Medeni Kanunun 686.maddesi hükmüne göre taşınmaz mala ilişkin tasarruflar aksi belirtilmedikçe o şeyin eklentilerini de kapsamaktadır. Anılan maddenin 2.fıkrasında “eklenti”; “asıl şey malikin anlaşılabilen arzusuna veya yerel adetlere göre, işletilmesi, koruması veya yarar sağlaması için asıl şeye sürekli olarak özgüle­nen ve kullanılmasında birleştirme, takma veya başka bir biçimde asıl şeye bağlı kılınan taşınır malıdır” şeklinde tanımlanmıştır. Bu hükme göre, asıl şeye zilyet olan kimsenin sadece geçici olarak kullanması veya tüketmesi için özgülenen yada asıl şeyin özel niteliği ile herhangi bir ilişkisi bulunmadan sadece korunmak, satılmak veya kiraya verilmek üzere onunla birleştirilen şeyler “eklenti” sayılmaz. Medeni Kanunun 7O4.maddesine göre “taşınmaz” mülkiyetinin konusunu; arazi, tapu kü­tüğünde ayrı sayfaya kaydedilen bağımsız ve sürekli haklar ve kat mülkiyeti kütü­ğüne kayıtlı bağımsız bölümler oluşturabilir. Taşınmaz mal sahipliği, malın bir kısmı veya tamamı üzerinde söz konusu olabilir. Medeni Kanunun 684.maddesinin birinci fıkrasına göre, bir şeye malik olan kimse, o şeyin bütünleyici parçalarına da malik olur. Aynı maddenin 2.fıkrasında “bütünleyici parça”, yerel adetlere göre asıl şeyin temel unsuru olan ve o şey yok edilmedikçe, zarara uğratılmadıkça veya ya­pısı değiştirilmedikçe ondan ayrılmasına olanak bulunmayan parçalar olarak ta­nımlanmıştır. Diğer yandan Medeni Kanunun 685.maddesinde, bir şeyin maliki olan kimsenin onun ürünlerinin de maliki olduğu, “ürünlerin”, dönemsel olarak elde edilen doğal veya hukuki ürünler ile bir şeyin özgülendiği amaca göre adetler gereği ondan elde edilmesi uygun görülen diğer verimler olduğu açıklanmış, doğal ürünlerin asıl şeyden ayrılıncaya kadar asıl şeyin bütünleyici parçası olduğu ifade edilmiştir. Keza Medeni Kanunun 705.maddesinde, taşınmaz mülkiyetinin tescille kazanılacağı, 718.maddesinde ise, arazi üzerindeki mülkiyetin, arazinin üstündeki havayı ve alt katındaki katmanları kapsadığı, ayrıca bu mülkiyetin kapsamına, yapıların, bitkilerin ve kaynakların da girdiği belirtilmiştir. Keza, Medeni Kanunun 728.maddesinde de, başkasının arazisi üzerinde kalıcı olması amaçlanmaksızın yapılan kulübe, büfe, çardak, baraka ve benzeri hafif yapıların bunların malikine ait olduğu hükme bağlanmıştır.

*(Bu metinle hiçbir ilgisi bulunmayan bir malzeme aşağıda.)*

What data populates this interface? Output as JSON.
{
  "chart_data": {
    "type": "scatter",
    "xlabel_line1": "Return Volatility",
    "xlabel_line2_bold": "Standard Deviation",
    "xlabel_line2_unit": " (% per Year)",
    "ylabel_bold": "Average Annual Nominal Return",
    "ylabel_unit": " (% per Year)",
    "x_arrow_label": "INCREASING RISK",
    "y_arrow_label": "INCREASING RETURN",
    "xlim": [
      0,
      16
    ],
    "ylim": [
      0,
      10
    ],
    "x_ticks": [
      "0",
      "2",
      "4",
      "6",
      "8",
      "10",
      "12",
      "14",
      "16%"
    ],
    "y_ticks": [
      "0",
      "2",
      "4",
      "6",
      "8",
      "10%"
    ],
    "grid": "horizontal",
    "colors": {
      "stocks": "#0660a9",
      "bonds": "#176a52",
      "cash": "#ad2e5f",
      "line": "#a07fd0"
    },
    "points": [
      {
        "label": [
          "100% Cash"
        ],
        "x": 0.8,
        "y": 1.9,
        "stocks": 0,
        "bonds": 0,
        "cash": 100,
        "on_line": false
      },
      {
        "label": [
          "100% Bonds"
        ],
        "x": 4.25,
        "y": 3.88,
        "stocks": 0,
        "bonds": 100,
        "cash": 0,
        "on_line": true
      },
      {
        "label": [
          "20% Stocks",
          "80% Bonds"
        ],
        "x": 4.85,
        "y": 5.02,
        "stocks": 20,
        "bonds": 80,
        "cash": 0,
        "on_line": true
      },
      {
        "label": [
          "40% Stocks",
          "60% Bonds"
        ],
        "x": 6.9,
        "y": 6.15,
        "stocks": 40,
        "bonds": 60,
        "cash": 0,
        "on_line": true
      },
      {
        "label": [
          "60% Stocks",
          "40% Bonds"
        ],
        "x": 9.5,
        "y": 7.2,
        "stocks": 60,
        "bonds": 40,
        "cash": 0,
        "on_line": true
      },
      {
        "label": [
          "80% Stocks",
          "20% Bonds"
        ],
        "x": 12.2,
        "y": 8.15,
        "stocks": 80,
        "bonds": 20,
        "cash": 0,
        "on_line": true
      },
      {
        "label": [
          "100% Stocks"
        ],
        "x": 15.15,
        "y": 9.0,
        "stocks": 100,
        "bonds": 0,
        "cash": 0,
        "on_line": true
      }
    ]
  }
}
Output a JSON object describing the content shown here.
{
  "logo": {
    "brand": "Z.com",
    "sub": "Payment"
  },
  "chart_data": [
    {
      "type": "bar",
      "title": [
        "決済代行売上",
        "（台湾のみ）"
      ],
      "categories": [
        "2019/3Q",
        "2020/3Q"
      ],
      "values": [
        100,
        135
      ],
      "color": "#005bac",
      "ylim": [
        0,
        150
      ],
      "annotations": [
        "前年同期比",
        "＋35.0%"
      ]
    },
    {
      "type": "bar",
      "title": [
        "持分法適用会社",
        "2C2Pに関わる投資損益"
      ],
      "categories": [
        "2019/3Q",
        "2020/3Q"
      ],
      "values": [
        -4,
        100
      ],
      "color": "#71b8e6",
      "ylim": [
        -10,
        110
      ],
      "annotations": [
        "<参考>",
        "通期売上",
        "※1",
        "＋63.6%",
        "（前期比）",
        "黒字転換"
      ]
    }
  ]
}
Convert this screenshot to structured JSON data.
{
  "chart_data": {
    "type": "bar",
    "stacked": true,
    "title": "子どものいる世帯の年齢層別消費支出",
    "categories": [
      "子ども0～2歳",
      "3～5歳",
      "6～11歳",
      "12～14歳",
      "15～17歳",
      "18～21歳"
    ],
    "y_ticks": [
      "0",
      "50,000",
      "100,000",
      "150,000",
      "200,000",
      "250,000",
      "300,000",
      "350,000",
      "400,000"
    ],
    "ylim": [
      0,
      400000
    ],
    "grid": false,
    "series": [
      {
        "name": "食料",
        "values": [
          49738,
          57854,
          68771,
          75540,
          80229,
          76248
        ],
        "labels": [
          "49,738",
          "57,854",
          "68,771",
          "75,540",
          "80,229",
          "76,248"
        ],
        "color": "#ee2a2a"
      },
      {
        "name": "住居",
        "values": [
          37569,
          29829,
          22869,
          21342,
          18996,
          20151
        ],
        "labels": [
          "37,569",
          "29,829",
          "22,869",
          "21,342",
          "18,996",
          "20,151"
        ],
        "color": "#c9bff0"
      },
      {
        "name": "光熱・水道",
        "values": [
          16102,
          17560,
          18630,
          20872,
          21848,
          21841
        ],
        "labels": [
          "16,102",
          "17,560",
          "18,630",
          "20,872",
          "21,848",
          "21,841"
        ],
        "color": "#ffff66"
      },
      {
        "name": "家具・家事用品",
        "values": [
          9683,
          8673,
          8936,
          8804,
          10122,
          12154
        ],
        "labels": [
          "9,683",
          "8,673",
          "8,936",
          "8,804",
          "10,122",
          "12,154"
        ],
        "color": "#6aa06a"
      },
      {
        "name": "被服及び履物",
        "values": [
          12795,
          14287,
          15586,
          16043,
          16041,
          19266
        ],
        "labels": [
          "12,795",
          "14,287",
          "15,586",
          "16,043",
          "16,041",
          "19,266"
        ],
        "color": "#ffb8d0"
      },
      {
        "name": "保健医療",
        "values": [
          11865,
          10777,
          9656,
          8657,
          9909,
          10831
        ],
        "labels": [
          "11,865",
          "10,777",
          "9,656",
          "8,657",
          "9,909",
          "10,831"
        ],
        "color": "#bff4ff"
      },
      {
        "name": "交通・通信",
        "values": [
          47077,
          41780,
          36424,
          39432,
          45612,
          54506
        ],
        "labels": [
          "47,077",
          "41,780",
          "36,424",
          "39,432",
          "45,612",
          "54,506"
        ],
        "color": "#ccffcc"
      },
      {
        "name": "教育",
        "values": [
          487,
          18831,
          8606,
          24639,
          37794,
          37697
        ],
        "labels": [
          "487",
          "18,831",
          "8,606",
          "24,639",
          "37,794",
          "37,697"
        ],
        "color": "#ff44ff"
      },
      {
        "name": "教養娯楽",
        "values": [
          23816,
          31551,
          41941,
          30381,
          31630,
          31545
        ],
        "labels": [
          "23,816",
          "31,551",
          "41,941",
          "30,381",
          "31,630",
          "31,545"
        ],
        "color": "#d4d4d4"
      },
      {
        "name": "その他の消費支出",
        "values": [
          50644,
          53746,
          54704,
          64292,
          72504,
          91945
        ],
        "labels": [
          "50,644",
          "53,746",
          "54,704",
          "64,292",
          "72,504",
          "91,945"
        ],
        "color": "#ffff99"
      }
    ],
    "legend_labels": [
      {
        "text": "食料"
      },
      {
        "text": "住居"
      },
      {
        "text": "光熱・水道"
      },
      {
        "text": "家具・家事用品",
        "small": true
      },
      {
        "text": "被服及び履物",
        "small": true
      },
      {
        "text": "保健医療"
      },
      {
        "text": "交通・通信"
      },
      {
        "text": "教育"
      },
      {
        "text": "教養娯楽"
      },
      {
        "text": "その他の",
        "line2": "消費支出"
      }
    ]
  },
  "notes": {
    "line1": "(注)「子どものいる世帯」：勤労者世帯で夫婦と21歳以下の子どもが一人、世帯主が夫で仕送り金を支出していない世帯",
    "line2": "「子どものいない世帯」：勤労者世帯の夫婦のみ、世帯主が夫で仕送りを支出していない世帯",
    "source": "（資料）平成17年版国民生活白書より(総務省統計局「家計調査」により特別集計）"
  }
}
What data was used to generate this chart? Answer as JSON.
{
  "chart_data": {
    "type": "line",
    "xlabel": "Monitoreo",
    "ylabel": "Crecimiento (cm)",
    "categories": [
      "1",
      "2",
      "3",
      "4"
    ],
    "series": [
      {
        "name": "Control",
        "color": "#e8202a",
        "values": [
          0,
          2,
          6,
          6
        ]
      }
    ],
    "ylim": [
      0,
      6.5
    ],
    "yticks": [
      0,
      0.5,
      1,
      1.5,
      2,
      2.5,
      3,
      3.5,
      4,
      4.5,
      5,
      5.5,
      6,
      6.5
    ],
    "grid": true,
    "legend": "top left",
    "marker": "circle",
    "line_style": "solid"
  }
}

154.maddenin 1.fıkrasında tanımlanan suçun işgal suretiyle oluşabilmesi için başkasına ait taşınmaz malın veya eklentisinin malikmiş gibi kısmen veya tamamen işgal edilmesi fiilinin “bir hakka dayanmaksızın” gerçekleştirilmiş olması gerekir. Fail, işgal fiilini yasal olarak tanınan bir hakkına dayalı olarak gerçekleştirdiği tak­dirde bu suç oluşmaz. Nitekim Yargıtay, sanığın garaj yaptığı yeri hâzineden kira­ladığı yönünde iddiada bulunarak bu konuda kira kontratı ibraz ettiğine göre bu savunmasının usulen araştırılıp sonucuna göre hüküm kurulması gerektiğine karar vermiştir130. Suçun oluşması bakımından işgal fiilinin taşınmaz malın bir kısmına veya tamamına yönelik olması arasında bir fark gözetilmemiştir. “İşgal” fiilinin, faydalanmak amacıyla yapılmış olması da şart değildir. Önemli olan failin, bu fiili bir hakka dayanmaksızın işlemesi ve taşınmaz mal veya eklentisinde malikmiş gibi tasarrufta bulunarak hak sahibinin (malikinin veya zilyedinin) bu maldan kısmen veya tamamen yararlanmasına engel olmasıdır.

154.maddenin 1.fıkrasında öngörülen suçun seçimlik hareketlerinden birisi de, bir hakka dayanmaksızın kamuya veya özel kişilere ait taşınmaz mal veya eklentile­rinin “sınırlarının değiştirilmesi” veya bu sınırların “bozulması”dır. Bu hükümle başkasına ait emlak ve arazi sınırlarının değiştirilmesi veya bozulması ceza sorum­luluğu altına alınmıştır. Suçun oluşması bakımından taşınmaz mal veya eklentisinin gerçek veya özel hukuk tüzel kişilerine yada kamuya ait olması ile sınırların değiş­tirilmesi veya bozulmasının kısmen veya tamamen olması arasında bir ayrım göze­tilmemiş, ayrıca failin bu fiilleri işgal etmek veya suça konu olan emlak veya arazi­den yararlanmak için gerçekleştirmesi de koşul olarak aranmamıştır.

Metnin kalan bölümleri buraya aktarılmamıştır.